Plusieurs de ces questions ont porté sur des mandats externes octroyés par Valérie Dittli, potentiellement problématiques en matière de conflits d'intérêts. Ceux accordés à l'ancien président de la Commission foncière rurale 1, peu après le retrait d'une plainte envers la conseillère d'Etat, ont notamment occupé les discussions.

Quel accord a été conclu ? Ces mandats ont-ils été accordés en contrepartie du retrait de la plainte ? Valérie Dittli n'a pas répondu, affirmant qu'elle "réservait" ses réponses pour l'enquête de l'ancien président du tribunal cantonal Jean-François Meylan, mandaté par le Conseil d'Etat pour faire la lumière sur "cette affaire dans l'affaire."

Critiques tous azimuts

D'autres interrogations, nées à la suite du rapport la Délégation des commissions de surveillance, sont restées sans réponse précise. Les députés s'en sont agacés. Tout comme ils se sont indignés des éléments contenus dans ce rapport.

Le management "inadéquat" de Valérie Dittli, "la souffrance" qu'elle a engendrée parmi ses équipes, "l'illégalité" de certains choix ou encore sa gestion "déficiente" des conflits d'intérêts" ont, parmi d'autres reproches, été évoqués par les députés.

Les prises de parole se sont succédé pour dire à quel point les manquements de Valérie Dittli étaient "nombreux" et "inacceptables". Les plus modérés ont appelé à une "remise en question profonde", les plus virulents à une démission.

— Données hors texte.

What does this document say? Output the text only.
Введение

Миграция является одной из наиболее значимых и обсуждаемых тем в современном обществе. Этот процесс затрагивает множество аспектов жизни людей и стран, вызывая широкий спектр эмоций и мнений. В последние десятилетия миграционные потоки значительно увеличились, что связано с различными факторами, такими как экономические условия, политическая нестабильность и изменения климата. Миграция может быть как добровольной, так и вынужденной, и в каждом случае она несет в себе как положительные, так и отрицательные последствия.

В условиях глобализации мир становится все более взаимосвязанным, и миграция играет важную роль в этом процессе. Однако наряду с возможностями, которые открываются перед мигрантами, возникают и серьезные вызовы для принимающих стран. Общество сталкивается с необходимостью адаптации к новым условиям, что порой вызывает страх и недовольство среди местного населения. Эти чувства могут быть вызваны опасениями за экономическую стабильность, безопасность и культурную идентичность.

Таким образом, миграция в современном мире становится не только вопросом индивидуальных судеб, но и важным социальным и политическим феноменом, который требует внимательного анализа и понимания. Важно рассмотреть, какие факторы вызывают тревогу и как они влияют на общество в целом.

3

Certains élus ont ajouté que l'ensemble du Conseil d'Etat avait "une part de responsabilité". Et ce dès son entrée en fonction en 2022, lorsqu'il avait confié un département aussi "complexe" que celui des Finances à une novice en politique.

Des regrets

Assaillie de toutes parts, Valérie Dittli a pris la parole pour exprimer ses "regrets" et dire qu'elle était "sincèrement désolée" d'avoir fait vivre "des situations difficiles" à certains collaborateurs. "Je n'ai jamais voulu blesser ou heurter qui que ce soit", a-t-elle déclaré.

Reconnaissant son manque d'expérience lors de son entrée en fonction, elle a admis "des choix qui n'étaient pas appropriés". A ses yeux toutefois, elle a su "tirer les enseignements" nécessaires.

"La conseillère d'Etat d'aujourd'hui n'est plus la même que celle que j'étais hier", a-t-elle affirmé, parlant notamment d'un climat "apaisé" dans son Département.

Elle a aussi promis "une transparence totale", ce qui n'a pas manqué de faire tiquer les députés dont les questions restaient sans réponse.

Confiance "écornée"

La présidente du Conseil d'Etat Christelle Luisier a évoqué "une période très difficile" pour le gouvernement. Sans nommer sa collègue, elle a relevé que "la confiance et la collégialité" avaient été "écornées".

Elle a aussi souligné que le Conseil d'Etat avait eu peu de marge de manoeuvre et qu'il avait déjà pris "la mesure la plus forte" possible en réorganisant les Départements, en l'occurrence en retirant les Finances à Valérie Dittli en mars dernier.

La conseillère d'Etat Nuria Gorrite, en charge des ressources humaines, est également intervenue. Elle a notamment annoncé des mesures RH, par exemple pour renforcer "l'accompagnement" des futurs nouveaux membres du Conseil d'Etat.